Ich habe ein rechteckickes Bild.

Nun möchte ich daraus ein abgerundetes rechteck ausschneiden.

Mit dem ausschneide Werkzeug kann man zwar ein abgerundetes rechteck ausschneiden aber nur mit einem Verlauf(weiche kannten).

Geht das auch ohne Verlauf, sowie man mit dem normalen rechteckwerkzeug etwas ausschneiden kann.
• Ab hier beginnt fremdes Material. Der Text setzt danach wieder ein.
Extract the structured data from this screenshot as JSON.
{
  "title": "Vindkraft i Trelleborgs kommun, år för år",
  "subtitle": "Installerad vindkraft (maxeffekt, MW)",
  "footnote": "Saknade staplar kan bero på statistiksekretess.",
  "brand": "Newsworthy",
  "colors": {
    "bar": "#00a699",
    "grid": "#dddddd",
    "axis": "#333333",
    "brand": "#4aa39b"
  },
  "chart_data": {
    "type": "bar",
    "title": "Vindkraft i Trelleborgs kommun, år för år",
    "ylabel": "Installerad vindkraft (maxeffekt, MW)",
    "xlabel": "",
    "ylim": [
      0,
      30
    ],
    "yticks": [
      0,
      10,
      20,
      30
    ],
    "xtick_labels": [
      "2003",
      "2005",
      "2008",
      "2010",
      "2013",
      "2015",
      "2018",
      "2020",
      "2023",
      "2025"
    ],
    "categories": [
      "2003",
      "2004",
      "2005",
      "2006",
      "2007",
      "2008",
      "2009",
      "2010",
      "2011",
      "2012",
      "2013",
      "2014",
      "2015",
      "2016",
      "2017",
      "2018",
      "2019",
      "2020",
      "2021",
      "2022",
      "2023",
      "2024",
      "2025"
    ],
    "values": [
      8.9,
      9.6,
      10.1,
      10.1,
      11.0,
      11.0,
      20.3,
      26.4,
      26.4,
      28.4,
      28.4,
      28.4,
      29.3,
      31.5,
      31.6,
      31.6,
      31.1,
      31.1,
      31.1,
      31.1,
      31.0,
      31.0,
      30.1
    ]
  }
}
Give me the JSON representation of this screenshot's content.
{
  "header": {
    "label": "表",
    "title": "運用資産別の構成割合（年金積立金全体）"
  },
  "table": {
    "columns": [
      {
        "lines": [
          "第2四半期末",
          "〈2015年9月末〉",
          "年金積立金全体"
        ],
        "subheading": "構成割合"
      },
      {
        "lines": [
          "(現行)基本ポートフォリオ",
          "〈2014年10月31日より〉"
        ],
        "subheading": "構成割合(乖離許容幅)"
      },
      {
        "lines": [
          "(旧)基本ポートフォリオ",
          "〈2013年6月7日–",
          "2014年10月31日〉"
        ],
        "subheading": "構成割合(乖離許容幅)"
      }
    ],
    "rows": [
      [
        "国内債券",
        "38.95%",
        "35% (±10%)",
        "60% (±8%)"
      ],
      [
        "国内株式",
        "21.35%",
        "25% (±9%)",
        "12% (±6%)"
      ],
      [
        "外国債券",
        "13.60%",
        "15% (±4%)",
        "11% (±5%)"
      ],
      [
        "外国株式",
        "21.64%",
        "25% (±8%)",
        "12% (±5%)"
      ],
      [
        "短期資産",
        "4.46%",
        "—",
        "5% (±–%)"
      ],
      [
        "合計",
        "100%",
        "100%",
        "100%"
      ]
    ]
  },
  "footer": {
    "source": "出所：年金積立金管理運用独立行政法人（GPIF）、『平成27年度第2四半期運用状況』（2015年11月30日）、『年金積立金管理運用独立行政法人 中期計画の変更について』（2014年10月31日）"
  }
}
Ich hoffe Ihr wisst was ich meine.
Ich finde jedenfalls keine Option dafür.

Version: Photoshop CS

Gruss


----------



## susi22 (12. Juni 2005)

Hallo Xtramen,
 ich hätte vielleicht sogar eine Lösung- ich handhabe solches immer so:

 Ich öffne eine neue "Datei" setze dort eine "eigene Form" (mit abgerundeten Ecken- ein und markiere diese dann.
 Jetzt wechsle ich zum anderen Bild und markiere es ganz einfach- dann oben auf Bearbeiten und kopieren klicken-
 Jetzt wieder zur Datei mit der Form wechseln (die Form ist noch markiert)- wieder oben auf Bearbeiten gehen und dann klickst du auf "in Auswahl einfügen". ;-)
 Jetzt kannst du das eingefügte Bild noch bearbeiten...größe anpassen, drehen, etc. ...

 Diese Art finde ich sehr vorteilhaft, wenn man um Bilder einen Rahmen oder ähnliches setzen will, das spart Platz bei der Ebenenansicht...


----------



## versuch13 (12. Juni 2005)

Auwahl > Auswahl verändern > Auswahl abrunden ...

 Dann einfach die Auswahl invertieren, und dann den Inhalt löschen.



 Gruß


----------



## xtraMen (12. Juni 2005)

Hey DAnke euch vielmals.
Habe aus beiden Lösungen was gelernt, danke.

Gruss


----------



## susi22 (12. Juni 2005)

versuch13 hat gesagt.:
			
		

> Auwahl > Auswahl verändern > Auswahl abrunden ...
> Dann einfach die Auswahl invertieren, und dann den Inhalt löschen.
> Gruß


 
 Auch ich muss danken...- diese Variante kannte ich auch noch nicht


----------